Wärst du denn grundsätzlich dafür, Studiengebühren zu bezahlen?
Ich find nicht, dass man motivierten Leuten, die was tun möchten und vielleicht sogar am zweiten Bildungsweg studieren, Steine in den Weg legen muss. Die haben ja eine ganz andere Erwartungshaltung als 18-jährige, die frisch an die Uni kommen. Ich profitiere ja im Moment des Lernens schon davon und nicht erst, wenn ich den Titel hab. Also gerade für Berufstätige werden Studiengebühren ganz bestimmt nicht die Studienzeit verkürzen. Mit anderen Methoden wie dem verstärkten E-Learning und dem Shift von der Anwesenheits- zur Abgabepflicht könnte man meiner Meinung nach sehr besser Geld sparen und Ressourcen schonen.

Was hältst du vom Modell Teilzeitstudium, das Oliver Vitouch präsentiert hat?
Das ist auch schwierig. Wenn man sich darauf als Studierender einlässt und dann passiert etwas Unvorhergesehenes, wie zum Beispiel ein Krankenhausaufenthalt, dann könnte man auch riesige Probleme bekommen. Wie gesagt: Ich denke, mit mehr Abgabepflichten kann man das wesentlich besser regeln.

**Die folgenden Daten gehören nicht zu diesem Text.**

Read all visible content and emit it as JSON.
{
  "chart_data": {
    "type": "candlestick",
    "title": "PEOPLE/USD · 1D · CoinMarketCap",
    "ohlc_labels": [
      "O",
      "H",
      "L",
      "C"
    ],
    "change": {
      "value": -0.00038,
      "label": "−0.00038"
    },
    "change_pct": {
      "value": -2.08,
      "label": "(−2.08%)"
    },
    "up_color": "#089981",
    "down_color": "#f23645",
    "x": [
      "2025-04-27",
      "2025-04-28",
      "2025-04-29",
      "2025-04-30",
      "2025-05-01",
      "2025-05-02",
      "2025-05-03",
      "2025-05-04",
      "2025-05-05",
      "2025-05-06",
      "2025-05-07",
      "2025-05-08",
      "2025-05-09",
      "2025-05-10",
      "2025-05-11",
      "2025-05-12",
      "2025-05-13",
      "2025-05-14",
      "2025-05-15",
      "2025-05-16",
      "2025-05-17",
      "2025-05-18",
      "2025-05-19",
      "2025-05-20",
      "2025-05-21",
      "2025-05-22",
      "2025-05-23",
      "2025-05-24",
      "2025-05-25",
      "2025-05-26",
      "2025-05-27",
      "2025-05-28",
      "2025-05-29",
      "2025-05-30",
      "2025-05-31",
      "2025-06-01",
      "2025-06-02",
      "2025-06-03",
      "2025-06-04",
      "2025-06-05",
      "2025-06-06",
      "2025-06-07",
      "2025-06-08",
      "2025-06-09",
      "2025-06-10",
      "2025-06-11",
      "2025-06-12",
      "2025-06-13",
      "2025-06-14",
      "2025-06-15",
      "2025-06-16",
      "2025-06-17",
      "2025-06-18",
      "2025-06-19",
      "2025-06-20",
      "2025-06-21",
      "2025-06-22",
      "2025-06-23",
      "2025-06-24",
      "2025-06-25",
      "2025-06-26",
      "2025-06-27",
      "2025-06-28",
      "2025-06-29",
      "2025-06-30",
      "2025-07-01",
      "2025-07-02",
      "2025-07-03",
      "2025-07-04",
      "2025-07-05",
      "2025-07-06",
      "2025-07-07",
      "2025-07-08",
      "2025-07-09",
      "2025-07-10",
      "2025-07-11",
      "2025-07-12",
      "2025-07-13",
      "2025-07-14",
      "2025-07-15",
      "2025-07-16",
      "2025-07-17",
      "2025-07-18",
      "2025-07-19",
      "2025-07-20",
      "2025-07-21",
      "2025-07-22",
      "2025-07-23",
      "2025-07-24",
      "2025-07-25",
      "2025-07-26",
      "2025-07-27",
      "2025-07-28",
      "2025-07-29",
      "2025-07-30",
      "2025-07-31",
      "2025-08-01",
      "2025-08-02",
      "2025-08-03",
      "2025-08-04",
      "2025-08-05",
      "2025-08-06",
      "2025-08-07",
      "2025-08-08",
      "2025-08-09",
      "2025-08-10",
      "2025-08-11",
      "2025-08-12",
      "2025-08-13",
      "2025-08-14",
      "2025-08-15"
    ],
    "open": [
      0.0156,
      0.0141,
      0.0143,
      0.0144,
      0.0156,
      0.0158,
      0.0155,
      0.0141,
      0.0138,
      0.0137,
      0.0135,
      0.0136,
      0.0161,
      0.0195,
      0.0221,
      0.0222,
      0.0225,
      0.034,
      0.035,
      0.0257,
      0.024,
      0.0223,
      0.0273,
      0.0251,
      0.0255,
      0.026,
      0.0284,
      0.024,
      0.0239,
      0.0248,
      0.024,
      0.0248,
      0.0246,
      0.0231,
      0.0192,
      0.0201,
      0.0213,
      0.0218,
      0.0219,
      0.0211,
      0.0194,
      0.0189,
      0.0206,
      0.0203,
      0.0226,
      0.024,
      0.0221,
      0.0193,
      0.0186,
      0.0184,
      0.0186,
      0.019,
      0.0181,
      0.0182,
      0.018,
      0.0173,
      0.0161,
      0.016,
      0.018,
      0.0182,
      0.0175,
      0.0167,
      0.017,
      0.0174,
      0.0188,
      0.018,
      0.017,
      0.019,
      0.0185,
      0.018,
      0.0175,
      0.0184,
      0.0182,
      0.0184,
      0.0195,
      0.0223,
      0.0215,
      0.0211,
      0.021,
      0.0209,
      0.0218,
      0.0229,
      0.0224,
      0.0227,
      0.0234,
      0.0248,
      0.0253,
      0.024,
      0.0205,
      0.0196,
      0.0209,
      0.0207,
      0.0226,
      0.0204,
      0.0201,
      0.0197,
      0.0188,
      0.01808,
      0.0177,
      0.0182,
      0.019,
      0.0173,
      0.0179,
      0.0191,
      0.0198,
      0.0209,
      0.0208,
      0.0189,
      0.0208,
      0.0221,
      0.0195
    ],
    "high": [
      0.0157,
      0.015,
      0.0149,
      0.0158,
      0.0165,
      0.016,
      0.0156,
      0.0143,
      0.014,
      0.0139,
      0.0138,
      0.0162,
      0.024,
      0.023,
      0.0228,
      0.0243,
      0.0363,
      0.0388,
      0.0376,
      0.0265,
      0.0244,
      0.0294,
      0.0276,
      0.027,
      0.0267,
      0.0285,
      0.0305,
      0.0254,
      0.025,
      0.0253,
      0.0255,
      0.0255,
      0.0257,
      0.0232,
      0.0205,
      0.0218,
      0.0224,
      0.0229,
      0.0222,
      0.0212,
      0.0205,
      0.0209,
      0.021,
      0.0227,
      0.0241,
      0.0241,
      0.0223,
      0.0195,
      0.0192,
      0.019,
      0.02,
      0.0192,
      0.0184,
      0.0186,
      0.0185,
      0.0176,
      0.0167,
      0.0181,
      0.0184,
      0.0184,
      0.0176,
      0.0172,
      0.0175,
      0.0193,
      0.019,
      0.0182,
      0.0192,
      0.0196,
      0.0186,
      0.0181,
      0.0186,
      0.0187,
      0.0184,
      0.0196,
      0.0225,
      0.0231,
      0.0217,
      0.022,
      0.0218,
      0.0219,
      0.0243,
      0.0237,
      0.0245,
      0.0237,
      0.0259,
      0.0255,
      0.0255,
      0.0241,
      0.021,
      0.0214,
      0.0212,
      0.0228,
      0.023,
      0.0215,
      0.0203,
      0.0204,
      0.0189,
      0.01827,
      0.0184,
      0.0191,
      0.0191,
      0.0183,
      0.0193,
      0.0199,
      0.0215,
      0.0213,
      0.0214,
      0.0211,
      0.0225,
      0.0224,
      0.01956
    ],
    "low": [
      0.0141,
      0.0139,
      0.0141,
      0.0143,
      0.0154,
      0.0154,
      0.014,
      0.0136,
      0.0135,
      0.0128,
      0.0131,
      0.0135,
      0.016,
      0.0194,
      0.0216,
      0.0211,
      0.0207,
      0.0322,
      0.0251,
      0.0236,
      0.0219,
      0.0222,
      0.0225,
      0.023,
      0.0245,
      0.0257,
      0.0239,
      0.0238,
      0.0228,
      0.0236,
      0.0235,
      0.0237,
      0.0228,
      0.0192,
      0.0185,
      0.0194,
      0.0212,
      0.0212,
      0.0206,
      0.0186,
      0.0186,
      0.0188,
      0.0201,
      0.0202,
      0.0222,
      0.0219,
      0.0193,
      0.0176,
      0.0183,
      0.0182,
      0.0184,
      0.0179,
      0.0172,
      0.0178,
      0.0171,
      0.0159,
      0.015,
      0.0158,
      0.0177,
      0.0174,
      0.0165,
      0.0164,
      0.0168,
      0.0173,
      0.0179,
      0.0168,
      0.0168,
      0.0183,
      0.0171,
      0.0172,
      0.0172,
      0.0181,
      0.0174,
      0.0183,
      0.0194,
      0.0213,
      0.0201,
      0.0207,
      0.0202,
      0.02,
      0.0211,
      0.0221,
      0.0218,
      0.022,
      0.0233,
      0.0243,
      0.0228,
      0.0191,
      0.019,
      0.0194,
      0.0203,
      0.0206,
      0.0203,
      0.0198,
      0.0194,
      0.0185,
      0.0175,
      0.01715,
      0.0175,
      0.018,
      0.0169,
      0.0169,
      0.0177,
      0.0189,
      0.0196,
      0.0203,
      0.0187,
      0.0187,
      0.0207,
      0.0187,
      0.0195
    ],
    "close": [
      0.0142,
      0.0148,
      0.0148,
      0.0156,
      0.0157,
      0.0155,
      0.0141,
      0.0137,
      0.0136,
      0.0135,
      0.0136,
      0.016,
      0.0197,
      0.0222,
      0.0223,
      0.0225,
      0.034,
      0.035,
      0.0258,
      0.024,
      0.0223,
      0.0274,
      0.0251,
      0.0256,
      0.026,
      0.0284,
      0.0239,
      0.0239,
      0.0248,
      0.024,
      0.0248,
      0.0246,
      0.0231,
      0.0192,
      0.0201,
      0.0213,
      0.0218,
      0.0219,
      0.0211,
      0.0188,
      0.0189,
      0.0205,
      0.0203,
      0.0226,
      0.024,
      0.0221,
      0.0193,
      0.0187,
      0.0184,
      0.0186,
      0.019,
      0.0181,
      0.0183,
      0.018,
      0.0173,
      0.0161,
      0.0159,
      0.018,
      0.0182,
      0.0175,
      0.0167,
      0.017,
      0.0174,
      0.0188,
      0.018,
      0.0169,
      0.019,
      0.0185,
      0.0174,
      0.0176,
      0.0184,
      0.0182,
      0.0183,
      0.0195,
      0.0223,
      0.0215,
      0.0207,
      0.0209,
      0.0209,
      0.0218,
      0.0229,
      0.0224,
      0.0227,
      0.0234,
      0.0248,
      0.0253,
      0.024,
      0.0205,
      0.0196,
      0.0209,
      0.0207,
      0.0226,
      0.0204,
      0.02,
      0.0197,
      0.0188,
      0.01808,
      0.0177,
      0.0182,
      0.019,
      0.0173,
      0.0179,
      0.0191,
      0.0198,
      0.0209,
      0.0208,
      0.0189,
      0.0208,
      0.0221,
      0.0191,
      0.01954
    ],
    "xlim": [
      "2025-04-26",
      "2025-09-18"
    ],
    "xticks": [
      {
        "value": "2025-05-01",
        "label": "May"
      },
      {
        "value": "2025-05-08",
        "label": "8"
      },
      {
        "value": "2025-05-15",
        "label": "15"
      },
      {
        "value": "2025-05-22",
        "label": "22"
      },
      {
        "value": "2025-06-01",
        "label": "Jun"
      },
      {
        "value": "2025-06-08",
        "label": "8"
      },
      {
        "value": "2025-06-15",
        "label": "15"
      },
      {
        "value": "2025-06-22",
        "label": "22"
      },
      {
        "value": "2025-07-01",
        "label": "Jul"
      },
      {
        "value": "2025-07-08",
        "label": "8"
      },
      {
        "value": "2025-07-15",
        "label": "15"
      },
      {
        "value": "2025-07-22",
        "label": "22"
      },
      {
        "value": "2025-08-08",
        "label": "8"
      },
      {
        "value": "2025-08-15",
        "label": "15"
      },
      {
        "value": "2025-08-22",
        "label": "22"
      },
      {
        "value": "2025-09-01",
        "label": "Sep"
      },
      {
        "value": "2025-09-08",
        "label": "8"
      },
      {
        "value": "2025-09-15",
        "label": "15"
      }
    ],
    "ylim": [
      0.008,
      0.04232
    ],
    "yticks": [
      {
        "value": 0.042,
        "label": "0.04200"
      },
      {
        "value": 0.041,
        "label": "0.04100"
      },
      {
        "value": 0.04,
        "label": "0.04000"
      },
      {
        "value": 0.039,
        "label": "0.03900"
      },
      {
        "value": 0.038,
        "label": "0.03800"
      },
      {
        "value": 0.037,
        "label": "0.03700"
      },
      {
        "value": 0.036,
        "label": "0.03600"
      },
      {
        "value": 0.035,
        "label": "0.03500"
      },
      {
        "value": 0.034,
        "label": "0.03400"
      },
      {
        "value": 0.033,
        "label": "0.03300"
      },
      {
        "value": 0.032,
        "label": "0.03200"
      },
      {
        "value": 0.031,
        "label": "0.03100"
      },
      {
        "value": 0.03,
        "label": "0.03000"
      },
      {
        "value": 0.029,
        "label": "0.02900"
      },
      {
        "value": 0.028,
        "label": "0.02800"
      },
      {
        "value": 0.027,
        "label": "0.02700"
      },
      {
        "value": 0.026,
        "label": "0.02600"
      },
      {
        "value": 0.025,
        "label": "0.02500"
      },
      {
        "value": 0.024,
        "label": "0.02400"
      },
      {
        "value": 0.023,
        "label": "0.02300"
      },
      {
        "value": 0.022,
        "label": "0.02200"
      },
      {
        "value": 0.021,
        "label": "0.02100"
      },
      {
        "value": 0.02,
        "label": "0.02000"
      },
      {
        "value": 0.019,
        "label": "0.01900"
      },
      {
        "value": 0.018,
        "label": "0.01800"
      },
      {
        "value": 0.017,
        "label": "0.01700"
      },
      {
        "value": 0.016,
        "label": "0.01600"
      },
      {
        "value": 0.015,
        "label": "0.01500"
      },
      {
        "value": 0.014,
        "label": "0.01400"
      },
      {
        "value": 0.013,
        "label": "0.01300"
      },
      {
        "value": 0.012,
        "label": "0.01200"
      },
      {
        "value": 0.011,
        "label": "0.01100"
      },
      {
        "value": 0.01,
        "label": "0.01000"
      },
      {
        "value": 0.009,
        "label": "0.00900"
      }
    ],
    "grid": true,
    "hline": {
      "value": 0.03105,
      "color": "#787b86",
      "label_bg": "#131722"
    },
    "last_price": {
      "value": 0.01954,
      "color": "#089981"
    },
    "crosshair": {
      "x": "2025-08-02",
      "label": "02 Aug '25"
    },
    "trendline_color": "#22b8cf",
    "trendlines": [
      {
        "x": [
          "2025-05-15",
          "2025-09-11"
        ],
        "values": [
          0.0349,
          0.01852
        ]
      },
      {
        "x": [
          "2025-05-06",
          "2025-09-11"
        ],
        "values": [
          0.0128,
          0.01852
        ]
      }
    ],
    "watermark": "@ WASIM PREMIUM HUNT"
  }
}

Ich glaube nicht, dass die Lösung ist, Leuten den Zugang zu Bildung schwieriger zu machen. Das hält die Leute in der Bildungsarmut und hilft keinem was. Das hält nur eine gewisse Wählerschaft aufrecht. Es ist eine einfache Zeitrechnung: Ein Vollzeitstudium ist wie ein Vollzeitjob. Willst du in Mindeststudiendauer studieren, dann kannst du fast nicht arbeiten.
Ich kenne durchaus auch Leute, die haben zur Gaudi ein zweites Studium gemacht, waren aber schon mit Fleiß dahinter – es ist ja trotzdem auch eine Zusatzqualifikation – und konnten einfach nicht abschließen, weil es halt die Lehrveranstaltungen nicht nach Büroschluss gegeben hat. Normale Arbeit fordert die Menschen geistig und körperlich – und dann soll man auch noch Energie zum Lernen für die Uni aufbringen können.
Bevor man die Studenten belangt, sollte man meiner Meinung nach einmal schauen, wo man sonst einsparen kann. Stattdessen denkt die Politik aber darüber nach, dass sie irgendwelche Ämter und Ministerien um viel Geld nach sonstwohin versetzt.